# Компьютерные технологии > Операционные системы >  Microsoft «целится себе в ногу»

## Tcinet

Корпорация Microsoft продлила до середины 2018 год срок существования своего приложения EMET (Enhanced Mitigation Toolkit) – набора эффективных средств, предотвращающих эксплуатацию уязвимостей. Ранее корпорация намеревалась отказаться от EMET уже с 2017 года. Тем не менее, Microsoft сохраняет твердую уверенность в том, что программа более не нужна, и отказ от нее – лишь вопрос времени. По словам руководителям направления защиты операционных систем Microsoft Джефри Сазерленда, EMET, являясь дополнительным, не встроенным в ОС Windows средством защиты, замедляет быстродействие системы и может мешать запуску и работе других легитимных программ. В то же время все защитные функции EMET уже реализованы во встроенных в Windows 10 механизмах защиты.

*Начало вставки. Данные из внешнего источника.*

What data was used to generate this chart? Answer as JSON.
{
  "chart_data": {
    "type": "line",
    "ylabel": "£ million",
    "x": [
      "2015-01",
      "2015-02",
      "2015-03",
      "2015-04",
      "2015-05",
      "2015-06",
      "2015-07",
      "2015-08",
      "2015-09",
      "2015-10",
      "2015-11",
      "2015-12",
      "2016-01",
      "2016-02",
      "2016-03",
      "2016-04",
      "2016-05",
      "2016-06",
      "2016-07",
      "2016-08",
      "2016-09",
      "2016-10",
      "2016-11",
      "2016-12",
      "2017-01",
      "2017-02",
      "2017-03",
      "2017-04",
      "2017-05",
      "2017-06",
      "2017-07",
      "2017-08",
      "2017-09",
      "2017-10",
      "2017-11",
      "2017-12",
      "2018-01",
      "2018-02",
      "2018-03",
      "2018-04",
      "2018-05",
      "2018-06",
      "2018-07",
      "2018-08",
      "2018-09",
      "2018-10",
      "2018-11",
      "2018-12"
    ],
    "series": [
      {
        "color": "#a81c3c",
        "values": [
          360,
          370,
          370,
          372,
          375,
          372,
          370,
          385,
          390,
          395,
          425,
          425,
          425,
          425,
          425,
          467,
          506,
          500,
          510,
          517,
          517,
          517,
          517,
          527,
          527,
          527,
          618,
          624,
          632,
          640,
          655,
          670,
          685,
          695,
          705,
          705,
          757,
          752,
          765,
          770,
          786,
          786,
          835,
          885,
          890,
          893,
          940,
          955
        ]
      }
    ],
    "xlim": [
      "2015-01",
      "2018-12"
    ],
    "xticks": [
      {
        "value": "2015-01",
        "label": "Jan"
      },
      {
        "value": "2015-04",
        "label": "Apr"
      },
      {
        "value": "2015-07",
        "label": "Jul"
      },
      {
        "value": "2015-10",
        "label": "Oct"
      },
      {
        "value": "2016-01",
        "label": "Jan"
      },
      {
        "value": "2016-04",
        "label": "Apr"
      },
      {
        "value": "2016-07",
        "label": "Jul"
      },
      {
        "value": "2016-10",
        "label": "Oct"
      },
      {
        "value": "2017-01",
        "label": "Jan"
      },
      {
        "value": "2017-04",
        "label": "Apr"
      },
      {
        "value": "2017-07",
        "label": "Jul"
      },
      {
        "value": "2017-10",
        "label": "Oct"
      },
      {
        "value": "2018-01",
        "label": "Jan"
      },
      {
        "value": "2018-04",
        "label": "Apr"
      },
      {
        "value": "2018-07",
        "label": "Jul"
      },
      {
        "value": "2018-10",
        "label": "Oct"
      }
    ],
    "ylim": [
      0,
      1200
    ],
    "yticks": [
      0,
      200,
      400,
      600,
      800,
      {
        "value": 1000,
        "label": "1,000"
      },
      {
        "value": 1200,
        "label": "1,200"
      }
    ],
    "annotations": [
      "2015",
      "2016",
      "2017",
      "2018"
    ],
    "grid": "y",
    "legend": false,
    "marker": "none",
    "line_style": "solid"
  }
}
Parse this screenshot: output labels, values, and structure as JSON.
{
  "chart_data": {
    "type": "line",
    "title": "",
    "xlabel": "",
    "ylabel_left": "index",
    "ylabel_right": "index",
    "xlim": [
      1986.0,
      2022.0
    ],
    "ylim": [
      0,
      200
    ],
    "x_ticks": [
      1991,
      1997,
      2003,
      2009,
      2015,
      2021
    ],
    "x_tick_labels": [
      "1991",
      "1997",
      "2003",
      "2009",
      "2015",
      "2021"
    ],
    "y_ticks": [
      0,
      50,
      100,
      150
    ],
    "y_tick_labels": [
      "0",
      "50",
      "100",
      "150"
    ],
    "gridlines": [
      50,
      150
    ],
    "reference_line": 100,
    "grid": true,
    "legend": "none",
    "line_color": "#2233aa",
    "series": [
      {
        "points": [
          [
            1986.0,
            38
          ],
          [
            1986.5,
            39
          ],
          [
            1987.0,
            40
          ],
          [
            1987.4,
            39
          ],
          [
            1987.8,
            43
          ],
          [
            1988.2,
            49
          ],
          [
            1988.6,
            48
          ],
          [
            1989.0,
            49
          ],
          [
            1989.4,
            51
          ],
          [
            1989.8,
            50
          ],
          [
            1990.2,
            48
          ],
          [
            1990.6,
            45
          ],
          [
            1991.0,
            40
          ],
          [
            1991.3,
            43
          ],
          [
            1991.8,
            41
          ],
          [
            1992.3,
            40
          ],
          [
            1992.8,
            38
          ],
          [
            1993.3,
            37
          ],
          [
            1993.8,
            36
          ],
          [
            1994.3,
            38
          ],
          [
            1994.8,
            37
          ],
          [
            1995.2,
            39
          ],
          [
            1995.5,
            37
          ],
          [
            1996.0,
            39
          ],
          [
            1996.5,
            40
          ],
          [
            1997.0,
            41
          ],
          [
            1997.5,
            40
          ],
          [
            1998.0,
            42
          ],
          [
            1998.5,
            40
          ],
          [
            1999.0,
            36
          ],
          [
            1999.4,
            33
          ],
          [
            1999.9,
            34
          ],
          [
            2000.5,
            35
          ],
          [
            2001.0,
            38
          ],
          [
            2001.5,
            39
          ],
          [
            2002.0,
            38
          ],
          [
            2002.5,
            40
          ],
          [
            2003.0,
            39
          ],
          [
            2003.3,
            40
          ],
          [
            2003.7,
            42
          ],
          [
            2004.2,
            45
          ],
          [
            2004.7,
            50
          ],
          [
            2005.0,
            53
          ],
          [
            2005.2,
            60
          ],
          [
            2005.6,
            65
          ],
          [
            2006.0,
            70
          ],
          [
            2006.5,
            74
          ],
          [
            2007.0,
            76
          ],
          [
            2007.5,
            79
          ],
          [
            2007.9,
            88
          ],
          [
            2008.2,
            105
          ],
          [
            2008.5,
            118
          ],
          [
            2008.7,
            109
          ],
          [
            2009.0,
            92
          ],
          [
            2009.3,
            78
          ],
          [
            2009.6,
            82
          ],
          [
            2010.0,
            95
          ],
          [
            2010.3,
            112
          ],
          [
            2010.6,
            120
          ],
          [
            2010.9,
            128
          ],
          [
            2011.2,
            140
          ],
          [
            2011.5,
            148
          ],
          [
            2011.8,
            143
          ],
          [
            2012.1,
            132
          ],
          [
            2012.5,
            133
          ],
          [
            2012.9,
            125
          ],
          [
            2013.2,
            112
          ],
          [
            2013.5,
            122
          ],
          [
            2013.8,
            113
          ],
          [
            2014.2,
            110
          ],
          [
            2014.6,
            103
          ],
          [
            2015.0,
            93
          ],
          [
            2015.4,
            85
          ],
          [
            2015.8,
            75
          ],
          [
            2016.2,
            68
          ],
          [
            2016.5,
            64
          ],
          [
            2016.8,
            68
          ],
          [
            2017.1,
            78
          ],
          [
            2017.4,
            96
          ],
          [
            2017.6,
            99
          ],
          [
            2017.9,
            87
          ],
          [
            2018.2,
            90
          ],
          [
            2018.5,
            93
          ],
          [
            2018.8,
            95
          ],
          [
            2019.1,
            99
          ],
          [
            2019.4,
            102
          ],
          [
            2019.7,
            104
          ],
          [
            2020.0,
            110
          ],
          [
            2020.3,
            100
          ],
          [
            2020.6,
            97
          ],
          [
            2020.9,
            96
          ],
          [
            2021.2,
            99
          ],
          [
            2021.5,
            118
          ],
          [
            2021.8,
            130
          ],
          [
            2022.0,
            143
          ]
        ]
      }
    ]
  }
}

Однако многие исследователи категорически с этим не согласны. К их числу относится, например, Уилл Дорман, авторитетный специалист Координационного центра реагирования на компьютерные угрозы (CERT) Университета Карнеги-Меллон. Он опубликовал статью, из которой следует, что компьютер, использующий ОС Windows 10 и приложение EMET, по 13 параметрам выигрывает в степени защищенности у такого же компьютера без EMET. Более того, Дорман уверен, что даже компьютер на Windows 7 с запущенным приложением EMET защищен надежнее, чем устройство, защищенное лишь встроенными механизмами Windows 10. Как и многие аналитики, Уилл Дорман полагает, что, собираясь расстаться с EMET, Microsoft готовится «выстрелить себе в ногу», заметно ослабив защищенность своей ОС.

----------